Fontaine Idomeneas
Shutterstock
Découvrez en face à droite la discrète fontaine Idomeneas, un petit monument souvent ignoré… mais qui raconte une autre facette de l’histoire d’Héraklion. Contrairement aux grandes fontaines vénitiennes, celle-ci date de la fin du XVIIe siècle, à l’époque où la ville est déjà sous domination ottomane. À l’origine, elle se trouvait devant la maison d’un médecin nommé Idomeneas Markatatis, dont elle a gardé le nom. Elle a ensuite été déplacée ici, derrière le Musée historique de Crète, ce qui explique son emplacement un peu caché. Prenez un moment pour l’observer. Elle est composée de deux colonnes qui encadrent une plaque de marbre sculptée. Regardez les chapiteaux aux motifs végétaux délicats. L’eau s’écoulait autrefois depuis une ouverture en bas jusqu’à un petit bassin. L’ensemble est simple, mais élégant. Ce qui rend cette fontaine intéressante, ce n’est pas sa taille, mais ce qu’elle représente. Elle évoque la vie quotidienne à Héraklion et rappelle aussi que la ville ne se résume pas à son passé vénitien : la période ottomane a elle aussi laissé des traces visibles dans l’espace urbain. Juste derrière vous se trouve le Musée historique de Crète.

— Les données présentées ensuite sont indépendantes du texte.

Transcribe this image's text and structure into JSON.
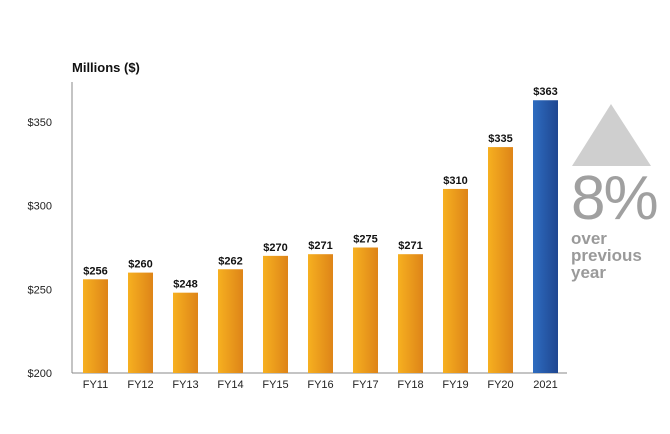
{
  "chart_data": {
    "type": "bar",
    "ylabel": "Millions ($)",
    "categories": [
      "FY11",
      "FY12",
      "FY13",
      "FY14",
      "FY15",
      "FY16",
      "FY17",
      "FY18",
      "FY19",
      "FY20",
      "2021"
    ],
    "values": [
      256,
      260,
      248,
      262,
      270,
      271,
      275,
      271,
      310,
      335,
      363
    ],
    "data_labels": [
      "$256",
      "$260",
      "$248",
      "$262",
      "$270",
      "$271",
      "$275",
      "$271",
      "$310",
      "$335",
      "$363"
    ],
    "ylim": [
      200,
      375
    ],
    "yticks": [
      200,
      250,
      300,
      350
    ],
    "ytick_labels": [
      "$200",
      "$250",
      "$300",
      "$350"
    ],
    "grid": false,
    "colors": {
      "default": "#f0a020",
      "highlight": "#2a5aa8",
      "highlight_category": "2021"
    }
  },
  "callout": {
    "icon": "up-triangle-icon",
    "color": "#cfcfcf",
    "percent": "8%",
    "text": "over previous year"
  }
}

Si vous avez le temps, c’est une visite très complémentaire. Le musée couvre l’histoire de l’île après l’Antiquité, notamment les périodes byzantine, vénitienne, ottomane et moderne. On y trouve deux œuvres originales de El Greco, ce qui est assez rare en Crète, mais aussi une importante collection consacrée à Nikos Kazantzakis, avec ses objets personnels et son espace de travail. Né à Héraklion, Kazantzakis est l’un des écrivains grecs les plus célèbres du XXe siècle, connu notamment pour son roman Zorba le Grec, et pour ses œuvres marquées par des réflexions sur la liberté, la foi et le sens de la vie.